The gadget made it into 132 Fred Meyer stores in June, but staying there meant selling at least 480. Without an ad campaign or any marketing, 590 reached check-out stands that month.
It's nearly unheard of for a first-time inventor to land in a major retailer's health and beauty care aisle, a highly competitive category dominated by multinational corporations. And yet for Peterson, 71, the work has just begun. He not only faces competition from the Johnson & Johnsons of the world, but also an ever-growing roster of rival inventors and inventor-aimed businesses, some willing to scam or lift from creatives as they travel the confusing, and sometimes costly, road to market.

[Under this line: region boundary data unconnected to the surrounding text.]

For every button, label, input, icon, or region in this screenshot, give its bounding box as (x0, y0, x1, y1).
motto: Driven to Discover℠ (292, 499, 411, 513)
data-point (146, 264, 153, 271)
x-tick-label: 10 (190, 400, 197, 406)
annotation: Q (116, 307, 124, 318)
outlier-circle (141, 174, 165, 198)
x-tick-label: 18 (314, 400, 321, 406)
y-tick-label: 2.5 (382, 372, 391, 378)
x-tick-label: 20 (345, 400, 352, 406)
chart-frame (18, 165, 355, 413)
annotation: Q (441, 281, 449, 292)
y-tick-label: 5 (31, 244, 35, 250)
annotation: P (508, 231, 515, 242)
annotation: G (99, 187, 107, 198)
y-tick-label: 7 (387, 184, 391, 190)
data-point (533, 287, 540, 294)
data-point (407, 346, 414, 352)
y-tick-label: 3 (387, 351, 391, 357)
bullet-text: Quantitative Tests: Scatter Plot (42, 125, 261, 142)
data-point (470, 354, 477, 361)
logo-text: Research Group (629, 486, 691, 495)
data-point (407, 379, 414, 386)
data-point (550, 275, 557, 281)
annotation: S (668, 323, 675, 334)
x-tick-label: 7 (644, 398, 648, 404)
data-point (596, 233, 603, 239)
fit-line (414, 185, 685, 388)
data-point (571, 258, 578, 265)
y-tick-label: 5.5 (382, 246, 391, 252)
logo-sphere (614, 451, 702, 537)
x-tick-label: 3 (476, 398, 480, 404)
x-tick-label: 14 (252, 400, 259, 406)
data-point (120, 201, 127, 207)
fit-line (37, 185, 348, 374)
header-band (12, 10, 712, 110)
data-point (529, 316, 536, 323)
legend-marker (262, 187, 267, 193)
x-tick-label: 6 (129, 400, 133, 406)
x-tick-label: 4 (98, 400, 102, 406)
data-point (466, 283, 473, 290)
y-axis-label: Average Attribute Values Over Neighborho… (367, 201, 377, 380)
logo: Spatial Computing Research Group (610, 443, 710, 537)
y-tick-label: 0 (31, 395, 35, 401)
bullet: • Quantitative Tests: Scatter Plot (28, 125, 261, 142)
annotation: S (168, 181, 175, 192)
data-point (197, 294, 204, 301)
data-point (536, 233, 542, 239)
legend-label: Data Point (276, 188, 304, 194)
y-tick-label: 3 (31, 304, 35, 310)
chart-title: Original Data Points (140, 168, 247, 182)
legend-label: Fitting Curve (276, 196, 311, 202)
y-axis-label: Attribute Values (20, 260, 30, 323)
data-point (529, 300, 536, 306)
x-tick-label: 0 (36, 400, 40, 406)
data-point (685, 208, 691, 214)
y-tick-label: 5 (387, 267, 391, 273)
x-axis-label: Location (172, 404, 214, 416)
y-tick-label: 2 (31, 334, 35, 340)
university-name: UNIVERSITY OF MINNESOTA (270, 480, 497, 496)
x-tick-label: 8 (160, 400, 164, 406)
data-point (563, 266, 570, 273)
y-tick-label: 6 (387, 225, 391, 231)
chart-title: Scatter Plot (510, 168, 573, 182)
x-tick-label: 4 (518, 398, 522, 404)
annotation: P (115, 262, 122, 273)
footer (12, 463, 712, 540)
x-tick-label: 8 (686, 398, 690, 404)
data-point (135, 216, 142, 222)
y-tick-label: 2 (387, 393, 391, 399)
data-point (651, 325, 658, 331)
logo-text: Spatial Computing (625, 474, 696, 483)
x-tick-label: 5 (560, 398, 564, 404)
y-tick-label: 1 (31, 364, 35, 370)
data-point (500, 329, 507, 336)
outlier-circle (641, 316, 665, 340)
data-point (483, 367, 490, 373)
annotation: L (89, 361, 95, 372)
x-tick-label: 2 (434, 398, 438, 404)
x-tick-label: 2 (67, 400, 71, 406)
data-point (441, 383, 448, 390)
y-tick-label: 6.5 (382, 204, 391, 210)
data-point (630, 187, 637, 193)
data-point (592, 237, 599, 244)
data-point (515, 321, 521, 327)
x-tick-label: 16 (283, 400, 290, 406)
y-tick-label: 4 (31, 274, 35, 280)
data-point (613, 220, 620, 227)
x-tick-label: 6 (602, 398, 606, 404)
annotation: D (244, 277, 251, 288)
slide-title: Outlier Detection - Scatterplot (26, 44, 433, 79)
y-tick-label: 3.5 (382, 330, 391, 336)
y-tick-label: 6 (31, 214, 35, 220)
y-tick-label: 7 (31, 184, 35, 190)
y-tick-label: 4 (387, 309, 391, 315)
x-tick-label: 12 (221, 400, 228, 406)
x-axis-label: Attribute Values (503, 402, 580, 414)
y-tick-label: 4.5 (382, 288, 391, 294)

atent and trademark experts agree inventors face more risks today, leaving many, including Peterson, feeling they must hold on tight to their ideas and go it alone. But most experts say the only way to generate real buzz and sustainable sales for a product is to hand it off to the experts at manufacturing, distributing and marketing.
Peterson, who builds gutters for a living, admits being overwhelmed by the nine-month process he faced to gain entry into Fred Meyer. And yet he still spends many nights at his dining room table slipping Roll-Its into little plastic bags and stapling on its bare-bones, red-white-and-blue label, in pursuit of an even bigger quarry: The Kroger Co. The Cincinnati-based chain operates 2,460 supermarkets under several banners, including QFC and Portland-based Fred Meyer.
"I do gutter work and climb on roofs every day, but I can't do that forever," said Peterson, who with his wife is raising 10-year-old twin grandchildren. "If we're going to get into Kroger, we'll need consistency." Consistency and, as it turns out, a little bravery. And better yet, a willingness to let go.